I hadn't seen him since that terrible confrontation in the bookshop, and my stomach quailed, my knees turned to water, my voice stuck in my throat and my heart shrank. All the standard symptoms, in fact. I hated myself for my weakness, for the horrible mixture of excitement and terror and returning shame that battered my nervous system. I was supposed to be a sex goddess, with an undulating hour-glass figure worthy of Jessica Rabbit, but the sheer panic I felt was more reminiscent of Roger. I told myself I wasn't ready for this, I didn't want him to see me, I would have my drink and leave, unnoticed, unrecognised, unacknowledged. We went to a table some distance from him and I sat down in a corner, where I could see him and hopefully remain unseen. But there was a part of me that wanted to catch his eye, wanted him to look at me, see my change of image, speak to me – that treacherous part of me that said:
This time, it will be different. This time, he'll appreciate you. This time . . . this time . . . this time . . .
We ordered a bottle, and I drank. I couldn't have said if it was white or red.
‘What's the matter, Cookie?' asked one of my companions, seeing my rigid attitude and glazed eye.

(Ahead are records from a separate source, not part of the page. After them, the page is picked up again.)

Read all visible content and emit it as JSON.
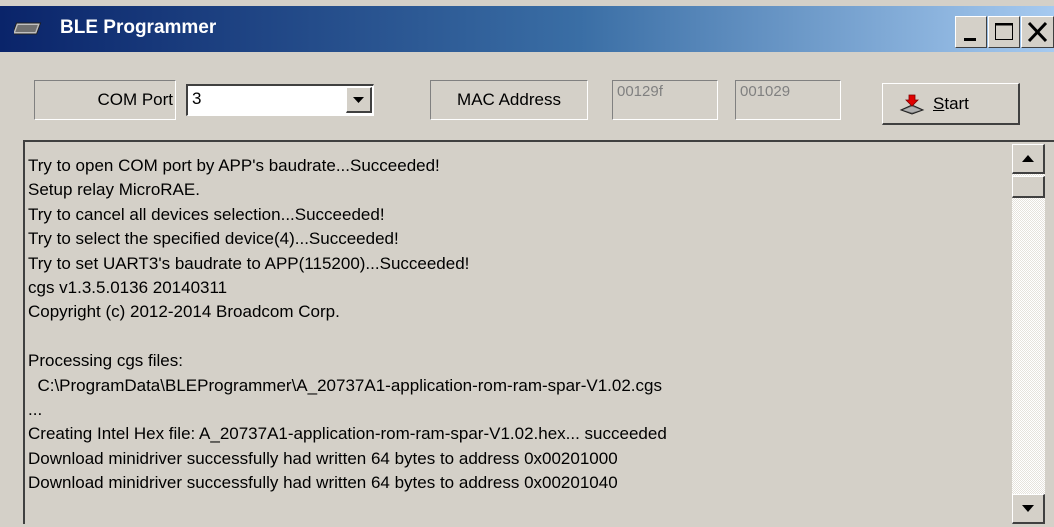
{
  "window": {
    "title": "BLE Programmer",
    "controls": [
      "minimize",
      "maximize",
      "close"
    ]
  },
  "toolbar": {
    "com_port_label": "COM Port",
    "com_port_value": "3",
    "mac_address_label": "MAC Address",
    "mac_address_part1": "00129f",
    "mac_address_part2": "001029",
    "start_button_label_underlined": "S",
    "start_button_label_rest": "tart"
  },
  "log": {
    "lines": [
      "Try to open COM port by APP's baudrate...Succeeded!",
      "Setup relay MicroRAE.",
      "Try to cancel all devices selection...Succeeded!",
      "Try to select the specified device(4)...Succeeded!",
      "Try to set UART3's baudrate to APP(115200)...Succeeded!",
      "cgs v1.3.5.0136 20140311",
      "Copyright (c) 2012-2014 Broadcom Corp.",
      "",
      "Processing cgs files:",
      "  C:\\ProgramData\\BLEProgrammer\\A_20737A1-application-rom-ram-spar-V1.02.cgs",
      "...",
      "Creating Intel Hex file: A_20737A1-application-rom-ram-spar-V1.02.hex... succeeded",
      "Download minidriver successfully had written 64 bytes to address 0x00201000",
      "Download minidriver successfully had written 64 bytes to address 0x00201040"
    ]
  },
  "icons": {
    "app": "chip-icon",
    "start": "programmer-download-icon"
  },
  "colors": {
    "titlebar_start": "#0a246a",
    "titlebar_end": "#a6caf0",
    "window_bg": "#d4d0c8"
  }
}
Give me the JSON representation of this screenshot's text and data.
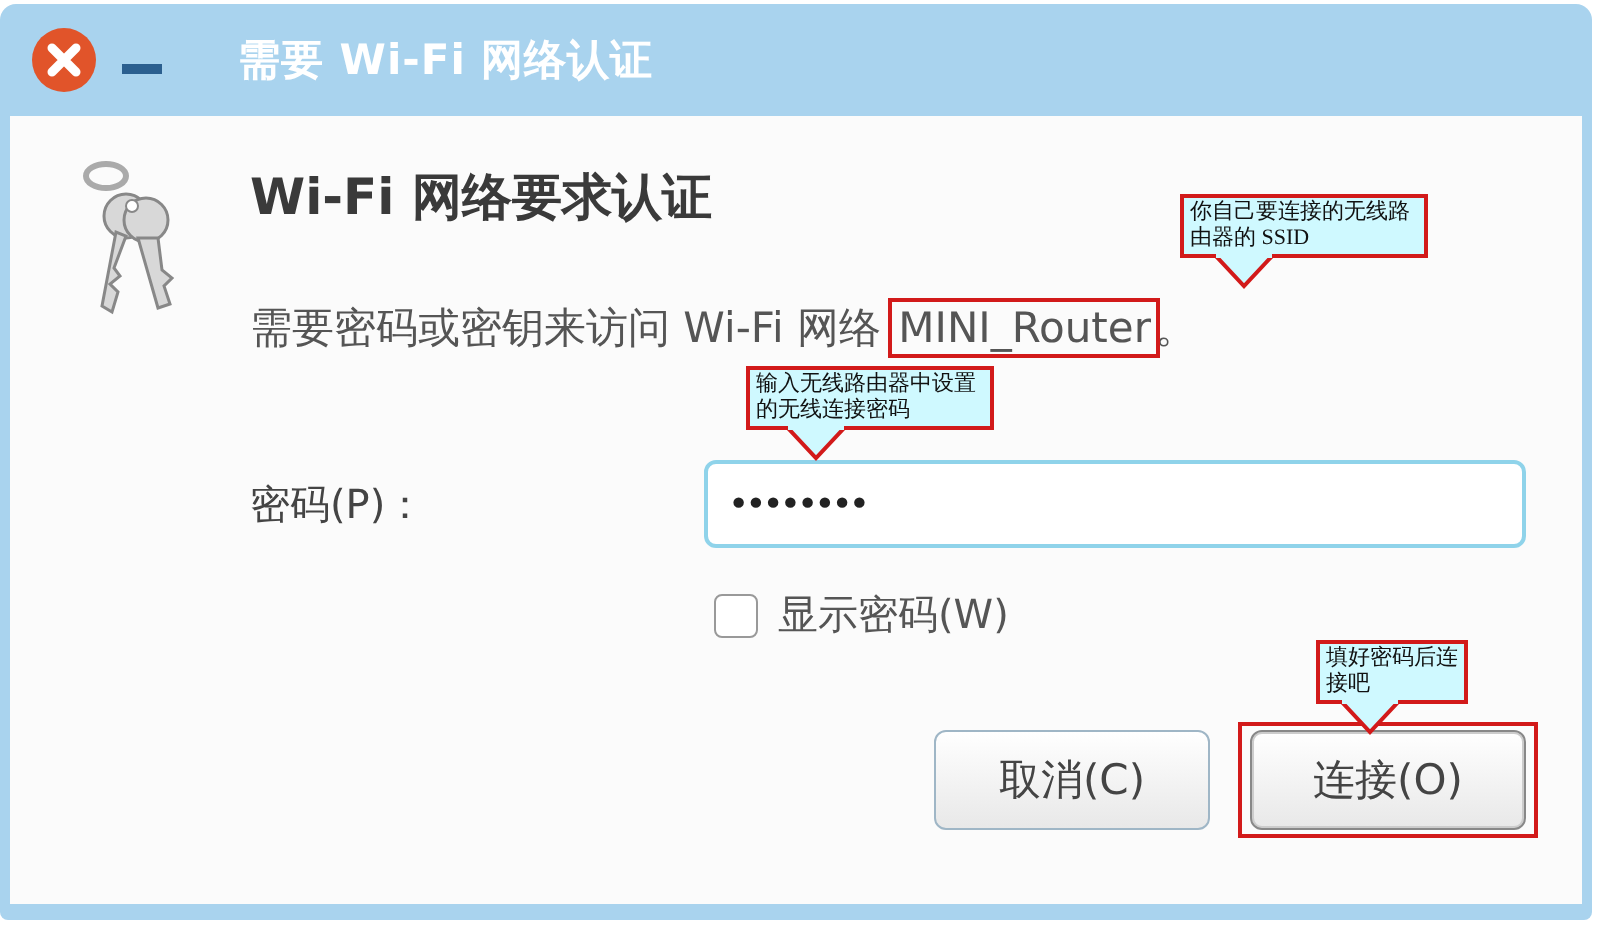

‘Nigel,' I said. ‘Over there.'
‘Oh, Lord . . .'
It was a mistake to say anything. The nudging and whispering of my friends seemed to me more noticeable than a shout. I sank back into what shadows there were, trying to change colour, like a chameleon, against the cushions of the bench. Nigel didn't seem to be with a girlfriend – an omission guaranteed to give me false hope – but was leaning forward, talking to two guys whom I'd met occasionally, a long-haired vegetarian called Rom (whatever that was short for) and a thin Asian with overlarge specs. At a guess they were rearranging the world – that, or discussing the shortcomings of absent fellow ideologues. I watched them, hawk-like, feeling queasy. Drank more wine. Ate a handful of something (crisps? peanuts?). Then back to the wine. Any minute, I thought, he'll look round and see me. Maybe it would be better to attract his attention, to have the advantage of making the opening gambit . . .
God knows how long this went on. Belatedly, I was aware of being drunk. Not too drunk, but drunk enough. Dutch courage stiffened my sinews, put the joints back in my knees. I got up, went to the loo, retouched my face. On the way back, I stopped at his table.
‘Hello, Nige.' Not a good opening line, not remarkable for cutting-edge wit, but I was sufficiently pissed not to care.
‘Cookie. Hi.'
‘How are you?'
I was conscious of him looking me over, of the other two surveying me with deadly unenthusiasm. Sobriety seeped coldly into my head.